In recent years, a small group of scholars (29) has been investigating Romani history from a more scientific perspective, and the first new findings in the field since the 1920s are being made. Their technique has been to take the various historical and geographical possibilities and to match them with evidence found in the Romani language itself. The picture which is emerging indicates that the ancestors of the Rroma were a composite population from the very beginning, who were deliberately assembled into a military force to resist the spread of Islam into India. This is how we arrive at these conclusions. Two of the Romani words for "non-Gypsy" are gadjo, which comes from an earlier form gajjha, meaning "civilian, non-military," and das, which in India means "prisoner of war, captive, slave." Words in the Romani vocabulary such as "sword," "spear," "battlecry," "horse," "fight," "gaiters" (xanrro, bust, chingar, khuro, kuriben, patava) are Indian; and were not acquired later from other languages. Words for metalworking and agriculture, on the other hand, are all foreign adoptions. Romani has linguistic features in its grammar, vocabulary and sounds which point to an exodus at the beginning of the early Middle Indian period, not during the Old Indian period, and so a movement out of India before ca. AD 1000 could not have taken place. This means that the story about the fifth-century musicians must apply to quite a different Indian migration, not the migration of the ancestors of the Rroma. We can also determine the route by looking at the sources of the Romani vocabulary. While it is basically Indic, there has been a substantial acquisition of Dardic words, especially from a language called Phalura, as well as a small number apparently from Burushaski, a non-Indic, non-Dardic language spoken only in a small area of the Hindu Kush. Because Dardic and Burushaski words exist in Romani, the migration out of India could only have been through the areas in which they were spoken.

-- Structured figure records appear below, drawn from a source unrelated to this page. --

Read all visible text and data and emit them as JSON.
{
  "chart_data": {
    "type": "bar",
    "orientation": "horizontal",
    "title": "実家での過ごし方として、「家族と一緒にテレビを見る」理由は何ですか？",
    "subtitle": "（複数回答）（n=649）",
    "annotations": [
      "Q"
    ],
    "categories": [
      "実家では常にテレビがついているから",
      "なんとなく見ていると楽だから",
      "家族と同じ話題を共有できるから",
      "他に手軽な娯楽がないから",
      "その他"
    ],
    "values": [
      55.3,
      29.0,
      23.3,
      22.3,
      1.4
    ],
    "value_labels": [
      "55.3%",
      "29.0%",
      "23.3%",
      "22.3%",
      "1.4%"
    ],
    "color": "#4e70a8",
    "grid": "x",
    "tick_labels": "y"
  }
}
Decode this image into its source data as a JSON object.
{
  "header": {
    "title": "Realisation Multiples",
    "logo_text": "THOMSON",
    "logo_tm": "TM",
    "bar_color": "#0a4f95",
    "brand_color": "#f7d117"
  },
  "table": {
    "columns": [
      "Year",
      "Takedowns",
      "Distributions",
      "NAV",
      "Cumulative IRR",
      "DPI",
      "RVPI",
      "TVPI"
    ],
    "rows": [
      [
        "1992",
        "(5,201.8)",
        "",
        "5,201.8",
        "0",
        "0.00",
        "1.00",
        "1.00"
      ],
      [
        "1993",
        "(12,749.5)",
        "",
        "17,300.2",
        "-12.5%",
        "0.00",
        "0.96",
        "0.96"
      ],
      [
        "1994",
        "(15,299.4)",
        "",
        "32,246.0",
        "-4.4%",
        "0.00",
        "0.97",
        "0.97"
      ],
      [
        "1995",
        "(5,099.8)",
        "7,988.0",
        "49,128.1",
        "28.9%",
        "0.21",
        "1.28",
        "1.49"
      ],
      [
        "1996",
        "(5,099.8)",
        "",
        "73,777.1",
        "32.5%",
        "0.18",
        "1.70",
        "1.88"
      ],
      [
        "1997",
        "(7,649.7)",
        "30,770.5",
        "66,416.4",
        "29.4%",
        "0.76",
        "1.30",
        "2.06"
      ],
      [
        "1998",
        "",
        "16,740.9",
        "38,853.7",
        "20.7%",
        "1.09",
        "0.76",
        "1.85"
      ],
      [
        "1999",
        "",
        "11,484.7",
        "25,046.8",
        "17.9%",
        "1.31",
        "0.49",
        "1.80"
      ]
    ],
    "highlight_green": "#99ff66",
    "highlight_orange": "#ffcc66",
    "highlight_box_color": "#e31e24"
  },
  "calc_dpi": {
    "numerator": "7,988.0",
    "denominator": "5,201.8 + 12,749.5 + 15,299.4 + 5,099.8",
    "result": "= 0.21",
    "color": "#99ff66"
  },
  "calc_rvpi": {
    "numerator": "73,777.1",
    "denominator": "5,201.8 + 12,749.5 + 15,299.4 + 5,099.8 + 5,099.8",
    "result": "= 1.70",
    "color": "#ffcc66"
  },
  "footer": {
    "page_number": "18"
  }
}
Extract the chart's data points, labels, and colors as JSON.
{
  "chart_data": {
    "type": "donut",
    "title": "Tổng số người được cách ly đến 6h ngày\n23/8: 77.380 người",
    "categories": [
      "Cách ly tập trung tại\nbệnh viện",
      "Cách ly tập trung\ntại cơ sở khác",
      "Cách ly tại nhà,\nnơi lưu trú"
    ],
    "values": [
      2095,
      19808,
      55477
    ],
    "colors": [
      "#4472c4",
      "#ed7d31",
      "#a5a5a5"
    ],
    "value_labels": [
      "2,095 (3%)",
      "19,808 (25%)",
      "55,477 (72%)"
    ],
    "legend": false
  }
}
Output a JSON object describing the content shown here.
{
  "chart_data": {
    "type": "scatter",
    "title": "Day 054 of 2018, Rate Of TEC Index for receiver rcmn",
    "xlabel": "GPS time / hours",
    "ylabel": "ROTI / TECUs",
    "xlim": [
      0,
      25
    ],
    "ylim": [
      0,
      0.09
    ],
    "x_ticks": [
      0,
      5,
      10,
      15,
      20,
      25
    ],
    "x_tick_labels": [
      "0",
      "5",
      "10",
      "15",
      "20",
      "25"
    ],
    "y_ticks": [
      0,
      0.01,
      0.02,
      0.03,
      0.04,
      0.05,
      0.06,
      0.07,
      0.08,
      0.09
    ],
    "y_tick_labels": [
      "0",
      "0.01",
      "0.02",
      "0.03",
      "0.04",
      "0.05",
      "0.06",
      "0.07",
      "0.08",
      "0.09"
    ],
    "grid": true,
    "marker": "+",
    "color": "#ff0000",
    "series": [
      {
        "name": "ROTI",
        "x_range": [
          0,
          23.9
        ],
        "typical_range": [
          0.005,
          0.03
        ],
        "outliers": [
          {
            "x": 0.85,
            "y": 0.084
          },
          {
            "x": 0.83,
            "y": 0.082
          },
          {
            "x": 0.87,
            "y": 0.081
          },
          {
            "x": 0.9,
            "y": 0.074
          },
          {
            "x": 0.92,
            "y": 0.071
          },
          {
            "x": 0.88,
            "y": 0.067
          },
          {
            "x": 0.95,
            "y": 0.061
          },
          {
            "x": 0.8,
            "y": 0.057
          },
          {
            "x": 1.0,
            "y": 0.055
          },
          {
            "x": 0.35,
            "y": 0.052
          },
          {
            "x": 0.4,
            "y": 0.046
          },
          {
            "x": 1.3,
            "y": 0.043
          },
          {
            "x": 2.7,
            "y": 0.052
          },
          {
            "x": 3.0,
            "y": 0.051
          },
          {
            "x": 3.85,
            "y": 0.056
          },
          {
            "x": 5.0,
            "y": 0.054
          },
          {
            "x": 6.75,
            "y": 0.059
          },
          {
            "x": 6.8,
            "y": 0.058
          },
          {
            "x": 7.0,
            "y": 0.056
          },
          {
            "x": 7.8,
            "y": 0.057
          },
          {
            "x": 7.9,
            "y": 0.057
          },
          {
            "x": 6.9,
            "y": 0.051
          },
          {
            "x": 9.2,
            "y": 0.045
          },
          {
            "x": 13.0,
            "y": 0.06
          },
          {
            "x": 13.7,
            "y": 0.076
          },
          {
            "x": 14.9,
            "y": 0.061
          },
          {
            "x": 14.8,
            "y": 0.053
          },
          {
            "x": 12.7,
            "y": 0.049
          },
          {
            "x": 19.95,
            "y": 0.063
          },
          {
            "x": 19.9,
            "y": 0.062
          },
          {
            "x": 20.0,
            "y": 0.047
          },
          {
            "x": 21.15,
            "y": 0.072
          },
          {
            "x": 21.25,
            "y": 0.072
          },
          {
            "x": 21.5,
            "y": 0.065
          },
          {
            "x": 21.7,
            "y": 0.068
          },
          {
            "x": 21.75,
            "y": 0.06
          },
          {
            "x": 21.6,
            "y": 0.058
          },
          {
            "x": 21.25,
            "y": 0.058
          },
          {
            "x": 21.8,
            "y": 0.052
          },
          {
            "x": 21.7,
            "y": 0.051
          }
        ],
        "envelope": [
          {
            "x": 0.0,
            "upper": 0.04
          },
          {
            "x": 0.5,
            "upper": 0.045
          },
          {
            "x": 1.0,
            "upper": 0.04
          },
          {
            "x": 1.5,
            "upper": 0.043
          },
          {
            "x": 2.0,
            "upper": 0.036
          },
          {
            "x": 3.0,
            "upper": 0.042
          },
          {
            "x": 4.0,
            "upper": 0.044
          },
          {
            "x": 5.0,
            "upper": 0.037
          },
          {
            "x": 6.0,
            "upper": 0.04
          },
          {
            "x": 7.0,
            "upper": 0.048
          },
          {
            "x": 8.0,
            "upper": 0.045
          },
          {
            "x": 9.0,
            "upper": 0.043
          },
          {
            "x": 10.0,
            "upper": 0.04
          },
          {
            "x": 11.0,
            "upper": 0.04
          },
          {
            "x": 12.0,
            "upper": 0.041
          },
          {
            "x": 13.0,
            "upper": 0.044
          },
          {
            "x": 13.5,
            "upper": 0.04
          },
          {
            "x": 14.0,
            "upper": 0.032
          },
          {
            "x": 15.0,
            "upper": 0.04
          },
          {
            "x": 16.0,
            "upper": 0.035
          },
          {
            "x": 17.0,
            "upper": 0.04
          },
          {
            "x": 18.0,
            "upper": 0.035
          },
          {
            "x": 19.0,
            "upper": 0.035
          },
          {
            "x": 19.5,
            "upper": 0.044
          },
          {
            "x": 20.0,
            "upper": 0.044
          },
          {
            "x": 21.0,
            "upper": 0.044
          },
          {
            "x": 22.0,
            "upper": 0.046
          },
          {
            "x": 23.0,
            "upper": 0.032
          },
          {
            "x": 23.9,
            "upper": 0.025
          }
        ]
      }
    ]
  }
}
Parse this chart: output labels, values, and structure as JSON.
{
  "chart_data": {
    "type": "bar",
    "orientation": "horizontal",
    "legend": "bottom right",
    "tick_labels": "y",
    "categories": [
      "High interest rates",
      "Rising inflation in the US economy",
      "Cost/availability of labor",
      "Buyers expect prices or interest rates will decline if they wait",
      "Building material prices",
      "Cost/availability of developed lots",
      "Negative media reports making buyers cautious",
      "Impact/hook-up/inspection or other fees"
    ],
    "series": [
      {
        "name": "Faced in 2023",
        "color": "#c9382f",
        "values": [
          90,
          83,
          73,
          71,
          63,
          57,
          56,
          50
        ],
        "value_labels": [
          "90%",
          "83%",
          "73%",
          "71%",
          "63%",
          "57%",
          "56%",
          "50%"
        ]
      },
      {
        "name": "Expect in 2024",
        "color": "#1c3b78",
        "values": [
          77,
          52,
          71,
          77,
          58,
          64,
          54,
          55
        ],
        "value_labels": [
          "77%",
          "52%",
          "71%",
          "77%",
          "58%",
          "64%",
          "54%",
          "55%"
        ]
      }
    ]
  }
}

We then have to examine the map to see what possible routes led from here through the mountains to the West. The passes far enough north to match the linguistic factors are at Baroghil and Shandur from here, routes lead down to the Silk Road which runs westwards south of the Caspian Sea. There are two words in Romani for "silk," phanrr and kez again, both of them native Indian terms. The fact that there is practically no influence on Romani from the Truck languages or from Arabic also helps us to determine the route taken, which was along the western shore of the Caspian, because of the Iranian languages represented, and across the southern Caucasus, because of the Armenian, Georgian and Ossete words in Romani, and through the Byzantine Empire — probably along the northern Turkish coast — where Greek items began to be acquired, into Europe. We can also pinpoint the time of departure from India, because while there were seventeen Muslim raids between AD 1001 and AD 1027, only two of them took place in the area which matches the linguistic evidence: in 1013 and again in 1015 at Lohkot, in Kashmir. The existence of a Mongol word (mangin, "treasure") in Romani places the migration through the eastern Byzantine Empire at no earlier than AD 1250, which is when the Golden Horde first became a presence there (30).